154'ler listesi

Bu sütünde defalarca yazdım, fikirlerin siyasi disiplin, hele de emir-komuta altına alınması, o fikirleri boğuyor. Yüksek prensiplerden, ilmi araştırmalardan, felsefi düşüncelerden oluşması gereken fikirler emir-komuta altına girince, günlük siyasi güç kavgalarının basit aleti durumuna düşüyor.

İsterseniz internetten benim "Particilik fikirleri boğuyor" yahut, "Partiler kendi fikirlerini boğuyor" veya "Mahallenin istibdadı" başlıklı yazılarıma bakabilirsiniz.

Daima savunduğum temel prensip şudur: "Her akımda bağımsız ve eleştirel aydınlar olmalı."
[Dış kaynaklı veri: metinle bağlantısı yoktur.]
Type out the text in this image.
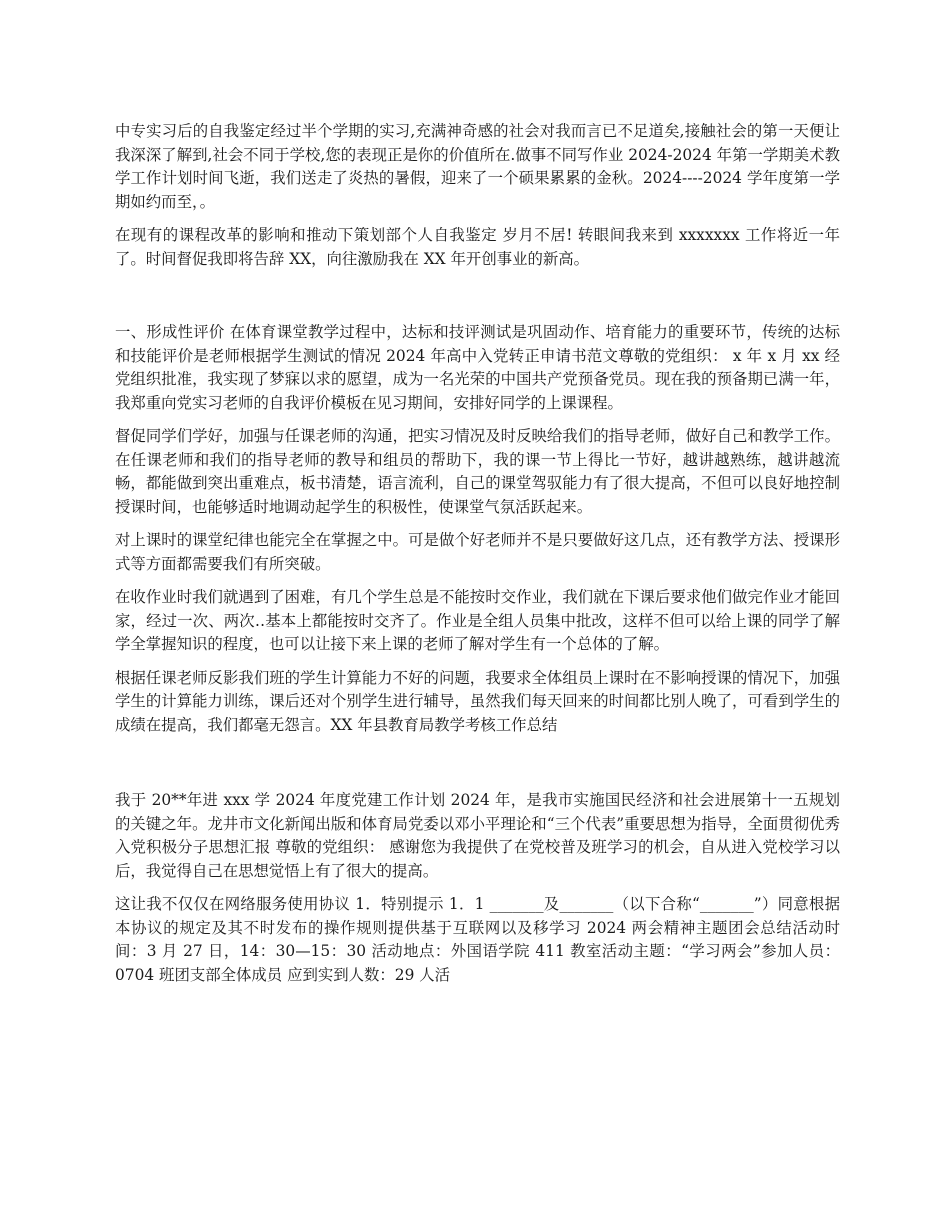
中专实习后的自我鉴定经过半个学期的实习,充满神奇感的社会对我而言已不足道矣,接触社会的第一天便让我深深了解到,社会不同于学校,您的表现正是你的价值所在.做事不同写作业 2024-2024 年第一学期美术教学工作计划时间飞逝，我们送走了炎热的暑假，迎来了一个硕果累累的金秋。2024----2024 学年度第一学期如约而至，。

在现有的课程改革的影响和推动下策划部个人自我鉴定 岁月不居! 转眼间我来到 xxxxxxx 工作将近一年了。时间督促我即将告辞 XX，向往激励我在 XX 年开创事业的新高。

一、形成性评价 在体育课堂教学过程中，达标和技评测试是巩固动作、培育能力的重要环节，传统的达标和技能评价是老师根据学生测试的情况 2024 年高中入党转正申请书范文尊敬的党组织： x 年 x 月 xx 经党组织批准，我实现了梦寐以求的愿望，成为一名光荣的中国共产党预备党员。现在我的预备期已满一年，我郑重向党实习老师的自我评价模板在见习期间，安排好同学的上课课程。

督促同学们学好，加强与任课老师的沟通，把实习情况及时反映给我们的指导老师，做好自己和教学工作。在任课老师和我们的指导老师的教导和组员的帮助下，我的课一节上得比一节好，越讲越熟练，越讲越流畅，都能做到突出重难点，板书清楚，语言流利，自己的课堂驾驭能力有了很大提高，不但可以良好地控制授课时间，也能够适时地调动起学生的积极性，使课堂气氛活跃起来。

对上课时的课堂纪律也能完全在掌握之中。可是做个好老师并不是只要做好这几点，还有教学方法、授课形式等方面都需要我们有所突破。

在收作业时我们就遇到了困难，有几个学生总是不能按时交作业，我们就在下课后要求他们做完作业才能回家，经过一次、两次‥基本上都能按时交齐了。作业是全组人员集中批改，这样不但可以给上课的同学了解学全掌握知识的程度，也可以让接下来上课的老师了解对学生有一个总体的了解。

根据任课老师反影我们班的学生计算能力不好的问题，我要求全体组员上课时在不影响授课的情况下，加强学生的计算能力训练，课后还对个别学生进行辅导，虽然我们每天回来的时间都比别人晚了，可看到学生的成绩在提高，我们都毫无怨言。XX 年县教育局教学考核工作总结

我于 20**年进 xxx 学 2024 年度党建工作计划 2024 年，是我市实施国民经济和社会进展第十一五规划的关键之年。龙井市文化新闻出版和体育局党委以邓小平理论和“三个代表”重要思想为指导，全面贯彻优秀入党积极分子思想汇报 尊敬的党组织： 感谢您为我提供了在党校普及班学习的机会，自从进入党校学习以后，我觉得自己在思想觉悟上有了很大的提高。

这让我不仅仅在网络服务使用协议 1．特别提示 1．1 _______及_______（以下合称“_______”）同意根据本协议的规定及其不时发布的操作规则提供基于互联网以及移学习 2024 两会精神主题团会总结活动时间：3 月 27 日，14：30—15：30 活动地点：外国语学院 411 教室活动主题：“学习两会”参加人员：0704 班团支部全体成员 应到实到人数：29 人活
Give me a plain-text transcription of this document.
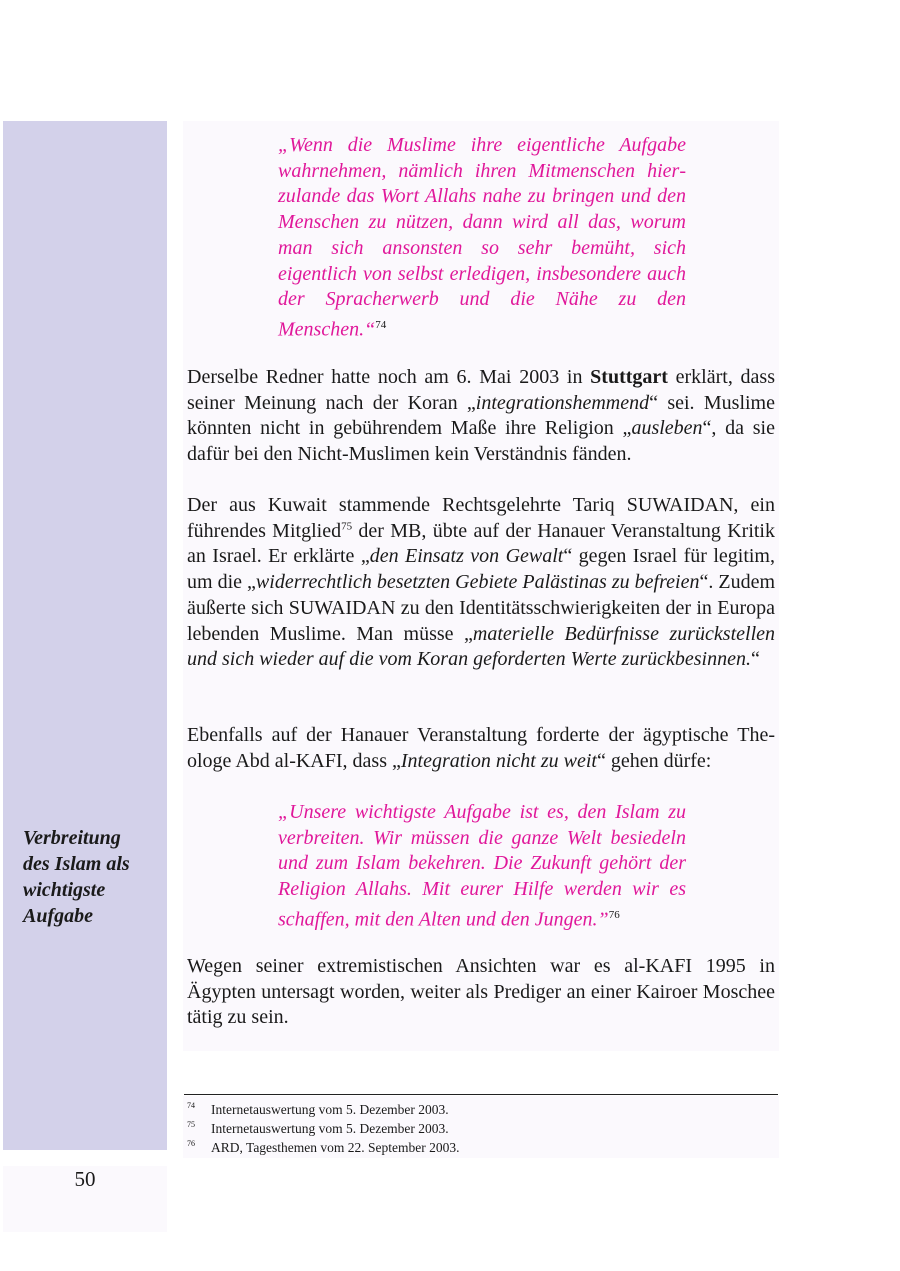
Verbreitung
des Islam als
wichtigste
Aufgabe
„Wenn die Muslime ihre eigentliche Aufgabe wahrnehmen, nämlich ihren Mitmenschen hierzulande das Wort Allahs nahe zu bringen und den Menschen zu nützen, dann wird all das, worum man sich ansonsten so sehr bemüht, sich eigentlich von selbst erledigen, insbesondere auch der Spracherwerb und die Nähe zu den Menschen.“$^{74}$
Derselbe Redner hatte noch am 6. Mai 2003 in Stuttgart erklärt, dass seiner Meinung nach der Koran „integrationshemmend“ sei. Muslime könnten nicht in gebührendem Maße ihre Religion „ausleben“, da sie dafür bei den Nicht-Muslimen kein Verständnis fänden.
Der aus Kuwait stammende Rechtsgelehrte Tariq SUWAIDAN, ein führendes Mitglied$^{75}$ der MB, übte auf der Hanauer Veranstaltung Kritik an Israel. Er erklärte „den Einsatz von Gewalt“ gegen Israel für legitim, um die „widerrechtlich besetzten Gebiete Palästinas zu befreien“. Zudem äußerte sich SUWAIDAN zu den Identitätsschwierigkeiten der in Europa lebenden Muslime. Man müsse „materielle Bedürfnisse zurückstellen und sich wieder auf die vom Koran geforderten Werte zurückbesinnen.“
Ebenfalls auf der Hanauer Veranstaltung forderte der ägyptische Theologe Abd al-KAFI, dass „Integration nicht zu weit“ gehen dürfe:
„Unsere wichtigste Aufgabe ist es, den Islam zu verbreiten. Wir müssen die ganze Welt besiedeln und zum Islam bekehren. Die Zukunft gehört der Religion Allahs. Mit eurer Hilfe werden wir es schaffen, mit den Alten und den Jungen.”$^{76}$
Wegen seiner extremistischen Ansichten war es al-KAFI 1995 in Ägypten untersagt worden, weiter als Prediger an einer Kairoer Moschee tätig zu sein.
74 Internetauswertung vom 5. Dezember 2003.
75 Internetauswertung vom 5. Dezember 2003.
76 ARD, Tagesthemen vom 22. September 2003.
50
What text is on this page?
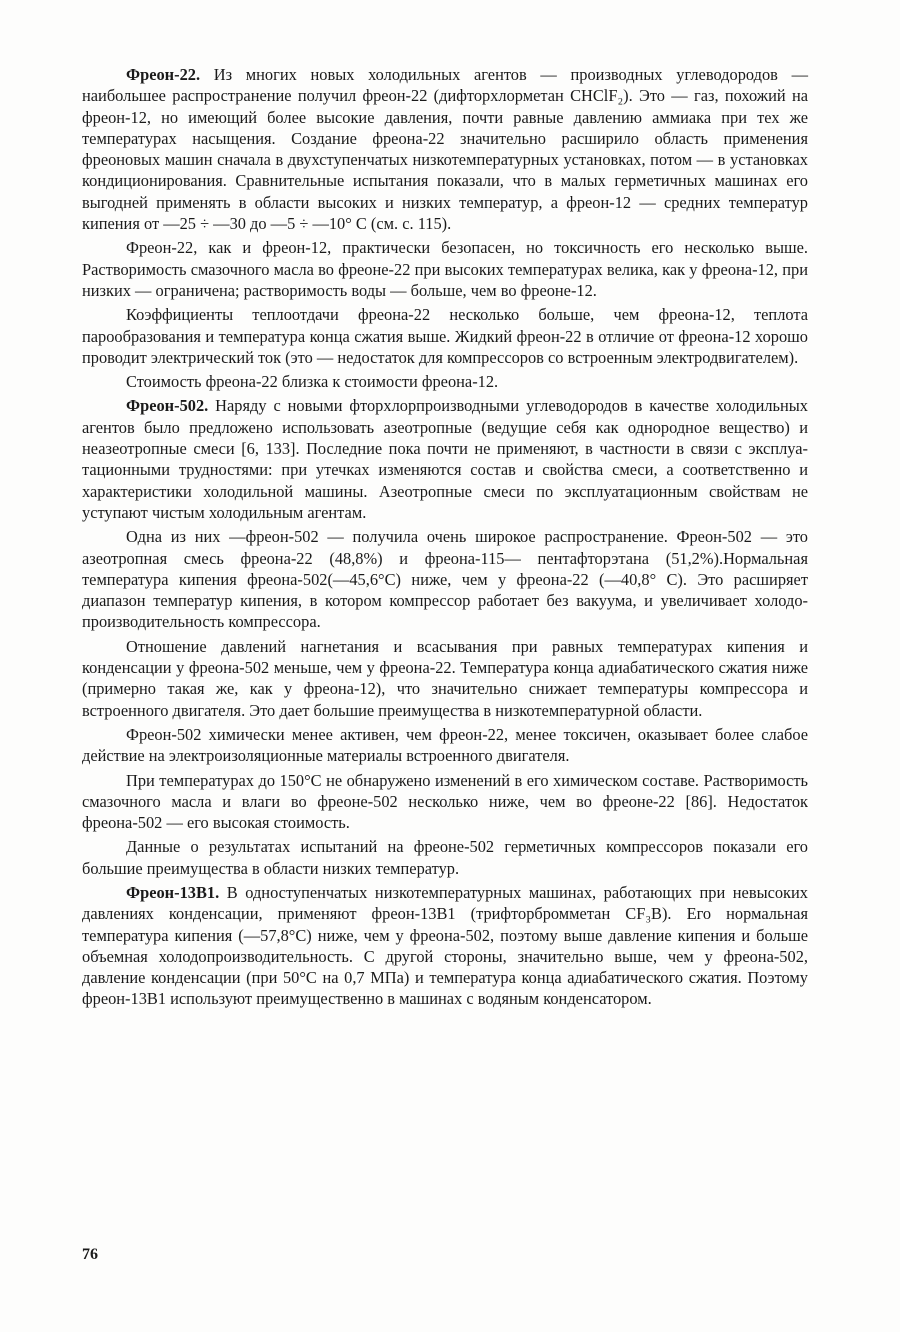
Фреон-22. Из многих новых холодильных агентов — производных углеводородов — наибольшее распространение получил фреон-22 (дифторхлорметан CHClF₂). Это — газ, похожий на фреон-12, но имеющий более высокие давления, почти равные давлению аммиака при тех же температурах насыщения. Создание фреона-22 значительно расширило область применения фреоновых машин сначала в двухступенчатых низкотемпературных установках, потом — в установках кондиционирования. Сравнительные испытания показали, что в малых герметичных машинах его выгодней применять в области высоких и низких температур, а фреон-12 — средних температур кипения от —25 ÷ —30 до —5 ÷ —10° С (см. с. 115).

Фреон-22, как и фреон-12, практически безопасен, но токсичность его несколько выше. Растворимость смазочного масла во фреоне-22 при высоких температурах велика, как у фреона-12, при низких — ограничена; растворимость воды — больше, чем во фреоне-12.

Коэффициенты теплоотдачи фреона-22 несколько больше, чем фреона-12, теплота парообразования и температура конца сжатия выше. Жидкий фреон-22 в отличие от фреона-12 хорошо проводит электрический ток (это — недостаток для компрессоров со встроенным электродвигателем).

Стоимость фреона-22 близка к стоимости фреона-12.

Фреон-502. Наряду с новыми фторхлорпроизводными углеводородов в качестве холодильных агентов было предложено использовать азеотропные (ведущие себя как однородное вещество) и неазеотропные смеси [6, 133]. Последние пока почти не применяют, в частности в связи с эксплуатационными трудностями: при утечках изменяются состав и свойства смеси, а соответственно и характеристики холодильной машины. Азеотропные смеси по эксплуатационным свойствам не уступают чистым холодильным агентам.

Одна из них —фреон-502 — получила очень широкое распространение. Фреон-502 — это азеотропная смесь фреона-22 (48,8%) и фреона-115— пентафторэтана (51,2%).Нормальная температура кипения фреона-502(—45,6°С) ниже, чем у фреона-22 (—40,8° С). Это расширяет диапазон температур кипения, в котором компрессор работает без вакуума, и увеличивает холодопроизводительность компрессора.

Отношение давлений нагнетания и всасывания при равных температурах кипения и конденсации у фреона-502 меньше, чем у фреона-22. Температура конца адиабатического сжатия ниже (примерно такая же, как у фреона-12), что значительно снижает температуры компрессора и встроенного двигателя. Это дает большие преимущества в низкотемпературной области.

Фреон-502 химически менее активен, чем фреон-22, менее токсичен, оказывает более слабое действие на электроизоляционные материалы встроенного двигателя.

При температурах до 150°С не обнаружено изменений в его химическом составе. Растворимость смазочного масла и влаги во фреоне-502 несколько ниже, чем во фреоне-22 [86]. Недостаток фреона-502 — его высокая стоимость.

Данные о результатах испытаний на фреоне-502 герметичных компрессоров показали его большие преимущества в области низких температур.

Фреон-13В1. В одноступенчатых низкотемпературных машинах, работающих при невысоких давлениях конденсации, применяют фреон-13В1 (трифторбромметан CF₃B). Его нормальная температура кипения (—57,8°С) ниже, чем у фреона-502, поэтому выше давление кипения и больше объемная холодопроизводительность. С другой стороны, значительно выше, чем у фреона-502, давление конденсации (при 50°С на 0,7 МПа) и температура конца адиабатического сжатия. Поэтому фреон-13В1 используют преимущественно в машинах с водяным конденсатором.

76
Çeyrek asır önce yayımlanan "Hayat Yolunda" adlı kitabımda da "fikirlerin kalitesi renginden önemlidir" diye yazmıştım.

Milliyetçi düşüncenin büyük beyinlerinden merhum Prof. Erol Güngör, parti disiplini altına giren meslektaşlarını eleştirmiş, "tenkitçi tavrı kaybeden bir aydın artık ruhları karartmaktan başka işe yaramaz" diye yazmıştı. (Sosyal Meseleler ve Aydınlar, Ötüken Yay. s. 374)

SİNAN ATEŞ DAVASI

Şimdi yüksek fikir hayatının bu prensiplerini önceki gün çıkan bir habere uygulayalım

Sinan Ateş davasında, azmettirici olarak tutuklu yargılanan eski Ülkü Ocakları Yöneticisi Tolgahan Demirbaş'ın, cinayetten önce ve sonra MHP Genel Başkan Yardımcısı İzzet Yönter ile defalarca WhatsApp üzerinden mesajlaştığı ortaya çıktı.

İddianamede yok ama bilirkişi incelenmesinde tespit edilmiş.

Böyle başka ilişkiler de var. Tetikçi Eray Özyağcı'yı İstanbul'a getiren ve cinayetten sonra kaçıran arabalar da Ocak ve partiye ait.

MHP'li bir kimse parti disiplini için veya parti hakkında negatif kanaatler oluşmasın diye bunları görmezden gelebilir, yazılmasını istemeyebilir. Böyle zaten.

Ama bir gazeteci görmezden gelebilir mi! Hukuk hassasiyeti olan bir kimse bu ilişkilerin aydınlatılmasını, soruşturulmasını istemekten geri durabilir mi!

Belki de bu ilişkiler aynı camiada olmaktan kaynaklanıyordu, cinayetle ilgisizdi. Kamu vicdanının tatmin olması için bu konuların adalet tarafından soruşturulup ortaya konulması gerekmiyor mu

KANUN YOLLARI AÇIK

Muhalefet partilerinin bu konudaki davranışlarında MHP'yi yıpratmak gibi bir saik olabilir. Ama gazeteci ve hukukçu ne gördüyse onu söylemek ve soruşturulmasını istemek durumundadır. Bu, onun vicdani, ahlaki ve mesleki görevidir.

Bahçeli takibe aldıkları isimleri "liste" halinde açıkladı. Hiçbiri geri adım atmayacak, doğru bildiklerini söylemeye, yazmaya devam edeceklerdir.

Bahçeli, Ülkücüler ailenin bir büyüğü tavrıyla Ayşe Ateş'i kabul edip acısını paylaşsa, başsağlığı dilese, soruşturmanın eksiksiz yürütülmesini isteseydi sadece vicdanlı davranmış olmaz, partisini de daha etkili bir şekilde savunmuş olur, kimse olumsuz bir şey diyemezdi.